N.M. Stat. Ann. § 35-10-3
History: 1953 Comp., § 36-12-2, enacted by Laws 1968, ch. 62, § 123.
Repeals. — Laws 1968, ch. 62, § 171, repealed former 36-12-2, 1953 Comp., relating to disqualification of justice by interest or relationship, effective January 1, 1969.
Sufficiency of notice. — The notice to quit should be sufficiently definite to inform the tenant of the meaning of the notice, but the landlord's signature is not indispensable. Lund v. Ozanne, 1906-NMSC-001, 13 N.M. 293, 84 P. 710 (decided under former law).
Where sufficient. — Allegation in complaint "that on a certain day, to wit, the 30th day of September, 1949, at said county, demand in writing was duly made by plaintiff of said defendant for, and requiring the payment, said rent then due, amounting to the said sum of $4000., or the possession of said demised property, but said defendant neglected and refused for the space of three whole days and upward, after demand so made as aforesaid, and still neglects and refuses, to pay said rent, or surrender possession of said premises," sufficiently alleged statutory notice. Kuykendall v. Ulibarri, 1952-NMSC-007, 56 N.M. 43, 239 P.2d 731 (decided under former law).
Defenses allowed. — This section allows any defense, whether legal or equitable, to be raised that does not try title or boundaries to the disputed property. Wal-Go Assocs. v. Leon, 1981-NMSC-022, 95 N.M. 565, 624 P.2d 507.
Suit precluded by Subsection C. — Where defendants purchased ranch four years prior and remained in possession and plaintiff does not claim any possession prior to that, has never been in possession either as owner, tenant or in any other capacity, but bases title on a disputed contract between the parties, the plaintiff's title is so directly and inextricably involved in the action for unlawful detainer that suit is precluded by 35-10-3C NMSA 1978. Reinhart v. Lindholm, 1972-NMSC-087, 84 N.M. 546, 505 P.2d 1222.
Real estate provisions not violated. — Where the title to real estate is drawn in question indirectly or incidentally, statutory and constitutional provisions are not violated. Brown v. Bigham, 1958-NMSC-110, 65 N.M. 45, 331 P.2d 1106 (decided under former law).

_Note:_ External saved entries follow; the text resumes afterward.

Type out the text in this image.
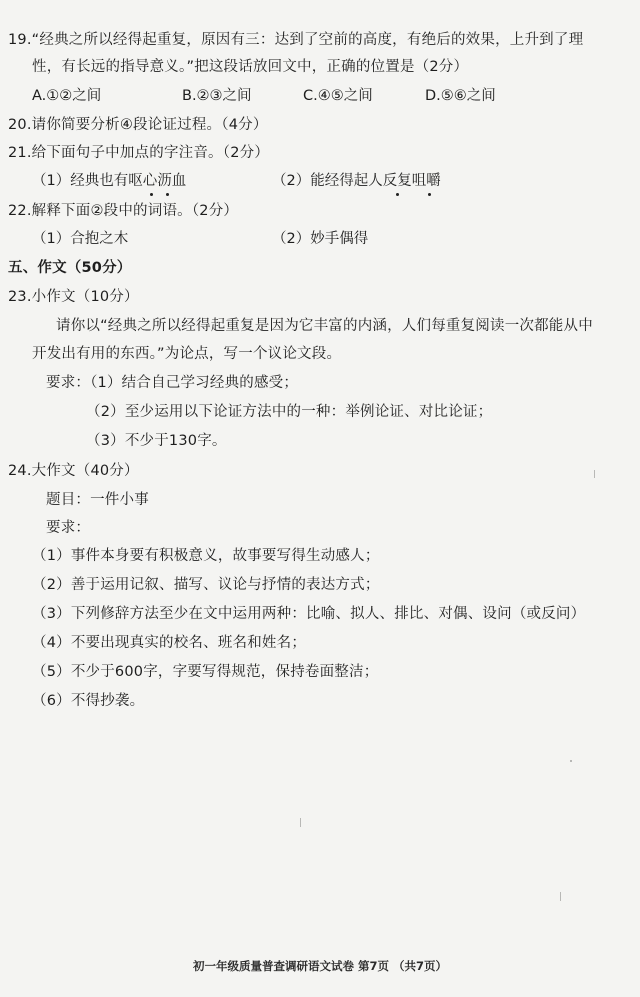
19.“经典之所以经得起重复，原因有三：达到了空前的高度，有绝后的效果，上升到了理
性，有长远的指导意义。”把这段话放回文中，正确的位置是（2分）
A.①②之间	B.②③之间	C.④⑤之间	D.⑤⑥之间
20.请你简要分析④段论证过程。（4分）
21.给下面句子中加点的字注音。（2分）
（1）经典也有呕心沥血	（2）能经得起人反复咀嚼
22.解释下面②段中的词语。（2分）
（1）合抱之木	（2）妙手偶得
五、作文（50分）
23.小作文（10分）
请你以“经典之所以经得起重复是因为它丰富的内涵，人们每重复阅读一次都能从中
开发出有用的东西。”为论点，写一个议论文段。
要求：（1）结合自己学习经典的感受；
（2）至少运用以下论证方法中的一种：举例论证、对比论证；
（3）不少于130字。
24.大作文（40分）
题目：一件小事
要求：
（1）事件本身要有积极意义，故事要写得生动感人；
（2）善于运用记叙、描写、议论与抒情的表达方式；
（3）下列修辞方法至少在文中运用两种：比喻、拟人、排比、对偶、设问（或反问）
（4）不要出现真实的校名、班名和姓名；
（5）不少于600字，字要写得规范，保持卷面整洁；
（6）不得抄袭。
初一年级质量普查调研语文试卷 第7页 （共7页）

Question of title resolved previously. — Prohibition in Subsection C against investigation of questions of title in unlawful detainer actions did not mean that magistrate court and district court lacked jurisdiction to decide whether plaintiff was entitled to possession of property which he had purchased at foreclosure sale but which defendant had failed to vacate, since the only question of title, that of the validity of the order of the district court under which the deed was issued to the plaintiff, had previously been resolved against the defendant. Minor v. Riebold, 1974-NMSC-033, 86 N.M. 279, 523 P.2d 14.

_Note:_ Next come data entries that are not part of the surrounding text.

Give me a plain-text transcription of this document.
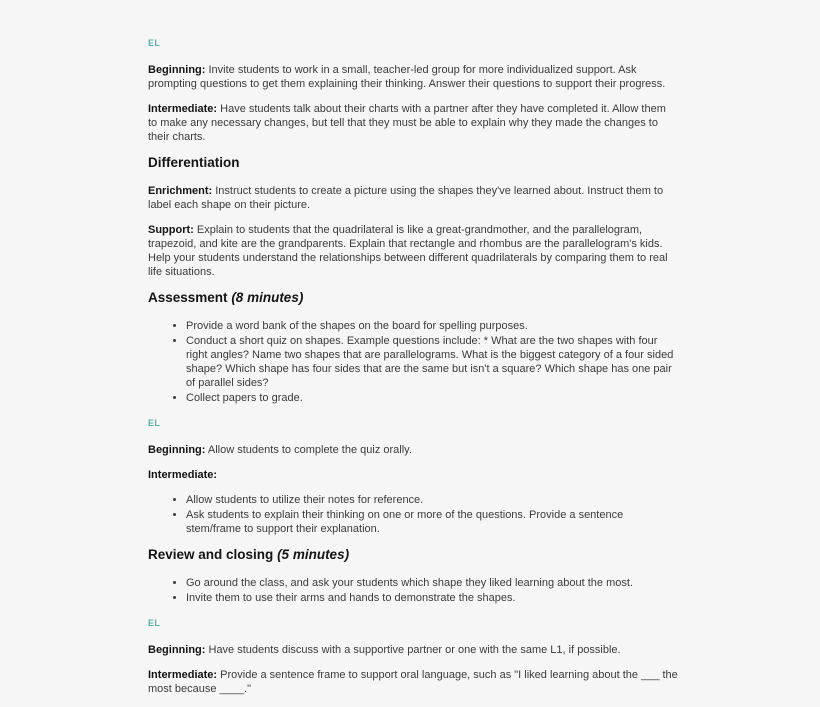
EL

Beginning: Invite students to work in a small, teacher-led group for more individualized support. Ask prompting questions to get them explaining their thinking. Answer their questions to support their progress.

Intermediate: Have students talk about their charts with a partner after they have completed it. Allow them to make any necessary changes, but tell that they must be able to explain why they made the changes to their charts.

Differentiation

Enrichment: Instruct students to create a picture using the shapes they've learned about. Instruct them to label each shape on their picture.

Support: Explain to students that the quadrilateral is like a great-grandmother, and the parallelogram, trapezoid, and kite are the grandparents. Explain that rectangle and rhombus are the parallelogram's kids. Help your students understand the relationships between different quadrilaterals by comparing them to real life situations.

Assessment (8 minutes)
• Provide a word bank of the shapes on the board for spelling purposes.
• Conduct a short quiz on shapes. Example questions include: * What are the two shapes with four right angles? Name two shapes that are parallelograms. What is the biggest category of a four sided shape? Which shape has four sides that are the same but isn't a square? Which shape has one pair of parallel sides?
• Collect papers to grade.
EL

Beginning: Allow students to complete the quiz orally.

Intermediate:

• Allow students to utilize their notes for reference.
• Ask students to explain their thinking on one or more of the questions. Provide a sentence stem/frame to support their explanation.
Review and closing (5 minutes)
• Go around the class, and ask your students which shape they liked learning about the most.
• Invite them to use their arms and hands to demonstrate the shapes.
EL

Beginning: Have students discuss with a supportive partner or one with the same L1, if possible.

Intermediate: Provide a sentence frame to support oral language, such as "I liked learning about the ___ the most because ____."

Question of title deprived metropolitan court of subject matter jurisdiction in action for forcible entry or unlawful detainer. — Where plaintiff filed a petition by owner for writ of restitution in the metropolitan court, alleging that plaintiff purchased the home at issue from the personal representative of the estates of the previous owners of the home, and where defendant, the occupant of the home, alleged that the personal representative had no authority to convey the home, and where the metropolitan court granted the petition and issued a writ of execution for forcible entry or unlawful detainer that ordered defendant to be removed from the home, and where, on appeal to the district court, the district court dismissed defendant's appeal and issued is own writ of execution for forcible entry or unlawful detainer, the metropolitan court erred in exercising jurisdiction, because the metropolitan court could not resolve plaintiff's right to possession without also investigating the question of title, and, as a result, the metropolitan court had no subject matter jurisdiction over the action for forcible entry or unlawful detainer. As a consequence of the metropolitan court's lack of jurisdiction, the district court also lacked jurisdiction to address the merits on appeal. Triple R Dev. LLC v. Stinebaugh, 2025-NMCA-008.

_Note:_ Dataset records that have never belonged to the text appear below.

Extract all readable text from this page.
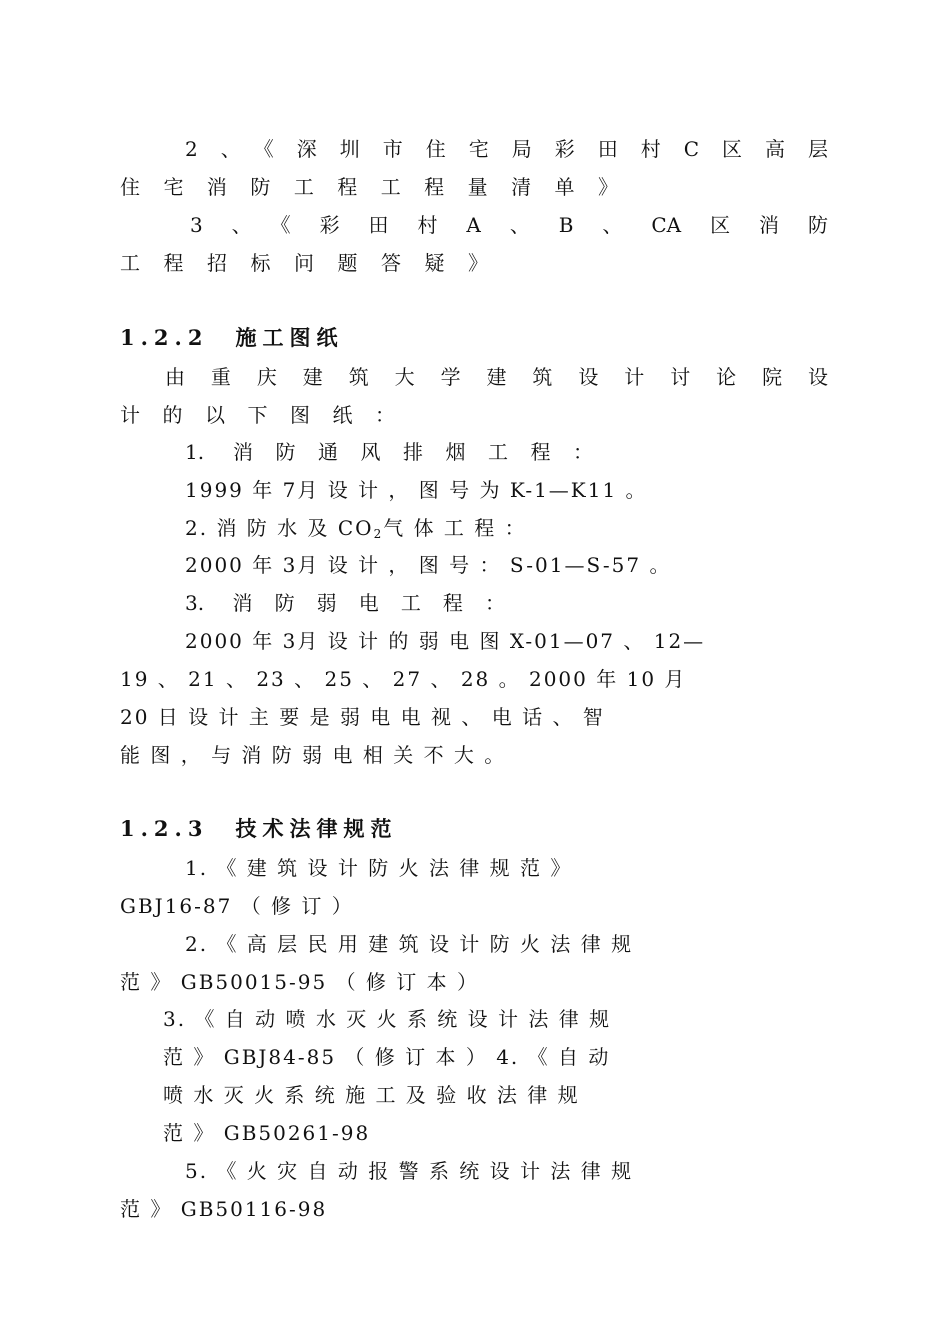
2、《深圳市住宅局彩田村C区高层

住宅消防工程工程量清单》

3、《彩田村A、B、CA区消防

工程招标问题答疑》

1.2.2　施工图纸

由重庆建筑大学建筑设计讨论院设

计的以下图纸：

1. 消防通风排烟工程：

1999 年 7月 设 计 ， 图 号 为 K-1—K11 。

2. 消 防 水 及 $CO_2$气 体 工 程 ：

2000 年 3月 设 计 ， 图 号 ： S-01—S-57 。

3. 消防弱电工程：

2000 年 3月 设 计 的 弱 电 图 X-01—07 、 12—

19 、 21 、 23 、 25 、 27 、 28 。 2000 年 10 月

20 日 设 计 主 要 是 弱 电 电 视 、 电 话 、 智

能 图 ， 与 消 防 弱 电 相 关 不 大 。

1.2.3　技术法律规范

1. 《 建 筑 设 计 防 火 法 律 规 范 》

GBJ16-87 （ 修 订 ）

2. 《 高 层 民 用 建 筑 设 计 防 火 法 律 规

范 》 GB50015-95 （ 修 订 本 ）

3. 《 自 动 喷 水 灭 火 系 统 设 计 法 律 规

范 》 GBJ84-85 （ 修 订 本 ） 4. 《 自 动

喷 水 灭 火 系 统 施 工 及 验 收 法 律 规

范 》 GB50261-98

5. 《 火 灾 自 动 报 警 系 统 设 计 法 律 规

范 》 GB50116-98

Trial by jury. — Right to a trial by jury does not exist in an action for forcible entry and detainer in the absence of statutory authority. Reece v. Montano, 1943-NMSC-054, 48 N.M. 1, 144 P.2d 461 (decided under former law).
Am. Jur. 2d, A.L.R. and C.J.S. references. — 35 Am. Jur. 2d Forcible Entry and Detainer §§ 6, 34, 35, 37, 42, 43.
Right of landlord legally entitled to possession to dispossess tenant without legal process, 6 A.L.R.3d 177.
36A C.J.S. Forcible Entry and Detainer §§ 23 to 28, 35.